CJM, TG4G, TGC and Boz Tchividjian

CJM, TG4G, TGC and Boz Tchividjian May 24, 2013

Kris and I are with Boz Tchividjian, a former prosecutor and one deeply committed to fighting injustices against children, on this one. There is blatant failure here to recognize the complicity of a leader in what transpired under his watch. God have mercy.

From Boz Tchividjian:

Earlier this week, I read the second amended complaint filed by eleven plaintiffs against SGM, two churches, and a number of individuals, including a man named CJ Mahaney.  I won’t go into the factual details of this complaint here (if interested, you can read it here), but it is one of the most disturbing accounts of child sexual abuse and institutional “cover up” I have read in my almost 20 years of addressing this issue.  Besides the horrific accounts of child victimization (some of which allegedly occurred on church property), what struck me most about these allegations is the systematic efforts by these churches to discourage and sometimes prevent the families of children who had been victimized by church officials from speaking out and reporting to law enforcement.  Another aspect that struck me as I read (and re-read) through this complaint were the myriad of common threads related to the efforts made by these SGM churches to silence these survivors.  As a former prosecutor, much credibility is given to disclosures made by more than one person that have distinct and unique similarities…these did….

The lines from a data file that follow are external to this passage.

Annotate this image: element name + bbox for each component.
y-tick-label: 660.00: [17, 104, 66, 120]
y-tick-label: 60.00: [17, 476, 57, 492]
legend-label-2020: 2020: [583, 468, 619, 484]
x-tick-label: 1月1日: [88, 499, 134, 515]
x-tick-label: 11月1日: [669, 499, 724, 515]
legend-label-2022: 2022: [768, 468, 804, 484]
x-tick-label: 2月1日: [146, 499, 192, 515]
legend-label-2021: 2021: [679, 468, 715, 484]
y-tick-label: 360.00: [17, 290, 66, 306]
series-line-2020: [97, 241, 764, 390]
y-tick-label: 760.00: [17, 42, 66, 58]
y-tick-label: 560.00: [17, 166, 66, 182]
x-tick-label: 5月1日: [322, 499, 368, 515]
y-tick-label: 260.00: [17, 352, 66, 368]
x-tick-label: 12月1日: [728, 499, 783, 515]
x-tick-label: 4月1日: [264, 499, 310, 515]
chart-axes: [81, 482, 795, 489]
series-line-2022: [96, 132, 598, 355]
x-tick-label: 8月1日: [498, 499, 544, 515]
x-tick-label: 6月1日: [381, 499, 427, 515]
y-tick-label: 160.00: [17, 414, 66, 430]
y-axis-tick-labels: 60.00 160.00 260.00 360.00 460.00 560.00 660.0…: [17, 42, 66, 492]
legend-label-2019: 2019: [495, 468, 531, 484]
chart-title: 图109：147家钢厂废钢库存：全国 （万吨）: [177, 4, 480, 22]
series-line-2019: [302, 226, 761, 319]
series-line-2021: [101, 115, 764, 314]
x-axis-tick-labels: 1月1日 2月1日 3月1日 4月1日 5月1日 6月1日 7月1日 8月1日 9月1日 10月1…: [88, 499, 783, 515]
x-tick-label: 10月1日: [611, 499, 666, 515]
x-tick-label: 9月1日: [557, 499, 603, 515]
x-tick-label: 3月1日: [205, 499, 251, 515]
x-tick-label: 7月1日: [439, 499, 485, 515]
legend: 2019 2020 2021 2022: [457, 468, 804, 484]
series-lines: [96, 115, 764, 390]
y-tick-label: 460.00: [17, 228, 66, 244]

I think it is fair to mention at this point that besides being one of the founders of SGM, CJ Mahaney was the senior pastor at one of these two churches during the period of this horrific abuse.  CJ Mahaney is a founding member of an organization called “Together for the Gospel” (T4G) and close friends with the other founding members who are evangelical leaders. …

On May 23rd, a joint statement by the founders of Together for the Gospel was released. Some leaders of the Gospel Coalition released a similar statement this morning.  Without addressing both statements in detail, let me make four quick observations:

  1. Neither statement that makes mention that the heart of this lawsuit is about a systematic church effort to discourage and eventually prevent the families of children who were allegedly (and repeatedly) sexually victimized by church officials from speaking out and reporting to law enforcement. A statement that fails to mention that this lawsuit is less about the abuse and more about an institution that took steps to protect itself and its reputation over the victimized souls and bodies of little ones. Omitting such fundamental facts from these statements speaks volumes about the inability of the authors to grasp the eternal significance about which they write.
  2. Neither statement mentions that CJ Mahaney was actually the Senior Pastor at one of these churches where all of this horrific abuse allegedly occurred AND where these families were discouraged from bringing this matter to the God ordained civil authorities? Including this would simply state a known fact without implicating Mr. Mahaney in any wrongdoing.  Omitting such a fundamentally important fact from this statement is extremely disturbing to me and very disheartening to so many others.
  3. The statement by T4G fails to mention that this lawsuit was dismissed for one reason and one reason only…expiration of the statute of limitation. Isn’t it tragic that the reason why this suit was dismissed – taking too long to file – was the very objective of these church leaders allegedly had when they discouraged these individuals and families from stepping forward.
  4. The statement by the members of the Gospel Coalition says the following as it relates to the statute of limitations and the dismissal of the case:
    So the entire legal strategy was dependent on a conspiracy theory that was more hearsay than anything like reasonable demonstration of culpability. As to the specific matter of C. J. participating in some massive cover-up, the legal evidence was so paltry (more like non-existent) that the judge did not think a trial was even warranted.Does this sound like a statement that even appears to make an effort to be objective?

Many of these men have not hesitated to write (or tweet) on the Penn State horrors, homosexuals in the Boy Scouts, and universal healthcare, but have been conspicuously quiet on this issue. And when they finally speak, what is omitted speaks more than what is said.